2008-12-06 01:51:24 | ヨーロッパ


 ”Die Mensch Maschine”by Kraftwerk

 こんなもの、いまさら麗々しく取り上げるまでもない、テクノ・ポップの名盤ですな。ドイツのバンド、クラフトワークの、邦題・人間解体って奴です。

 おなじみ、オール電子楽器の陣容で、例の打ち込みピコピコ・リズム全開、ロボットやらメトロポリスやらネオンライトやらと、なにやらもはや懐かしい”レトロな未来”のオブジェを、ボコーダーを通した無表情な機械の声で弄ぶように歌っている運び。
 なんて説明も要らないでしょうね。1978年度発表のこの作品の影響下、かのYMOをはじめとしたテクノポップのブームが展開されて行った次第で。
 こういう有名な作品は、なんかこう、説明すればするほど間が抜けて行くのでもうやめておきますが。

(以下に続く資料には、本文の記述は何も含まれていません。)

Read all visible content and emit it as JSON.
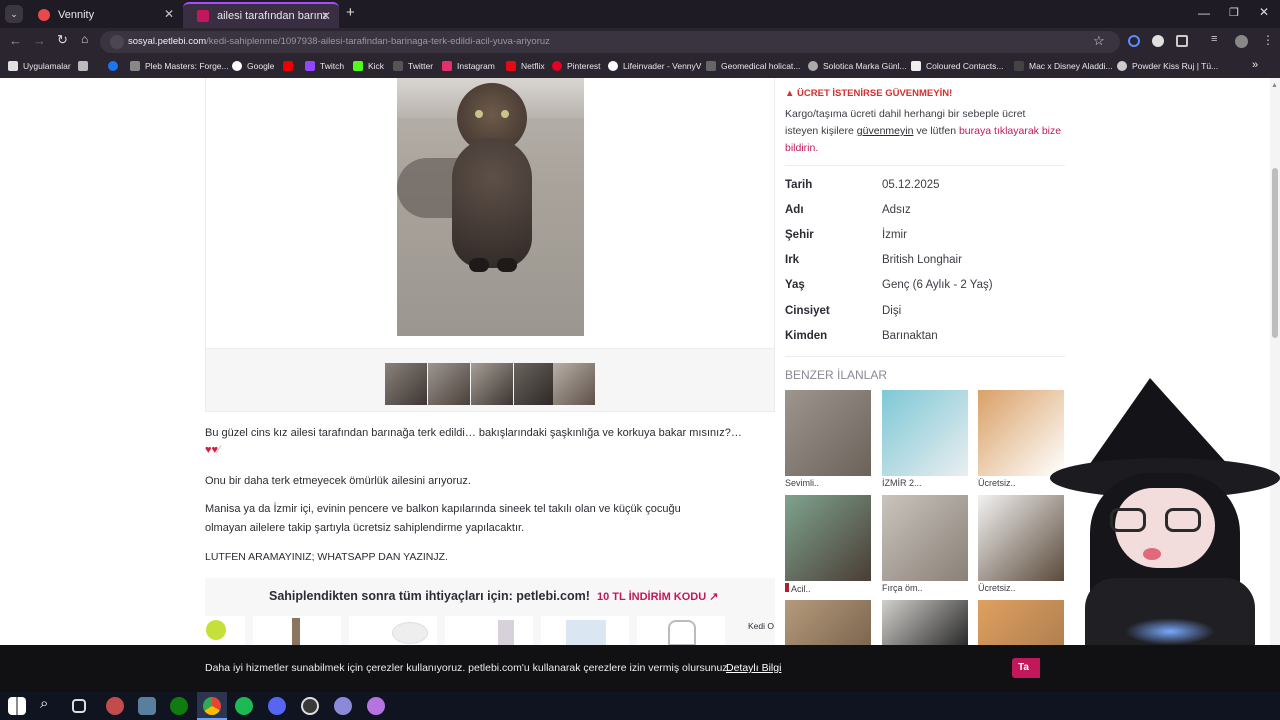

 なんでこんなアルバムを今頃引っ張り出したかといえば先日、レコード店頭でこれのドイツ語盤というのを見つけてふと買い求めたら、ゴツゴツしたドイツ語の響きがなかなかに快くてすっかり嬉しくなってしまったから。
 ちょっと各曲のドイツ語タイトルをコピペします。

1. Die Roboter
2. Spacelab
3. Metropolis
4. Modell
5. Neonlicht
6. Die Mensch-Maschine

 やあ、良いですなあ。はじめにドイツ語版があって、その後に世界市場に進出するために英語版が出たというんじゃなくてその逆、国際的に名を成してからドイツ語版も製作したってことらしい。そう説明されてから聴いたせいでしょうか、こちらドイツ語版のほうが歌唱が字余りっぽく、ぎこちなく聴こえるような気がする。そこがまたロボットっぽい発音に聴こえて楽しいてんだから妙なもので。

 ワールドミュージック・ファンでクラフトワークのファンなんてのは珍しいのかよくある話か分からないんですが、とりあえず私は普通のテクノのファン期を送ってはおりません。ドイツの大衆音楽を探求していて、この辺の電子音楽に辿り着いた次第で。
 だから今、発表当時から30年もの時を経て、もう流行とか何とかの話題から解き放たれたこの盤の、しかもミュージシャンの母語であるドイツ語で歌われた盤を改めて聴き返すと、故郷に帰ったみたいな安らぎを感じます。

 優しいんです、シンセの音も機械のリズムも。今となっては古臭い機材の音なんでしょうが、そこがまた切ない。発表当時は”冷たい機械の音”だったものが、もう我々の意識にすっかり馴染んで、暖かい人間の血が通い始めたかの感触がある。「ほとんどアコースティック!」と、わけの分からない賛辞を送りたくなるほど。
 描かれている”未来”も、ついに来ることのなかった、ユーモアさえ漂うピントはずれの未来であり、そこが微笑ましいのです。ほとんどこれは、”ドイツ民族のフォークソング”ではないですかねえ。

 思えば”テクノの人々”はこの時代は、まだまだ未開発だった電子楽器というオモチャをいじって遊んでいる子供みたいなものでした。そんな遊戯の楽しさが、この盤なんかではある意味、頂点に達しているのでしょう。
 その後、YMOなんかが率先して切り開いた路線により、テクノの世界は”ダンスミュージック化=銭儲け”というショービジネスのシステムに引きずり込まれ、過酷にもチクタクとシビアな現実世界の時は刻まれて行くのですが。

 最新盤”Minimum-Maximum”など聴くにつけてもクラフトワーク、すっかり”営業に使える踊れるバンド”として現実世界に適応しておりますもんね、機械いじりにしか興味のないオタクではなく。
 それにしても。不覚にも知らなかったんだけど、クラフトワークのほかの各盤も、それぞれドイツ語ヴァージョンが出ているみたいですな。ああ、これも買っておかなくちゃいけなかったな、ファンとしては。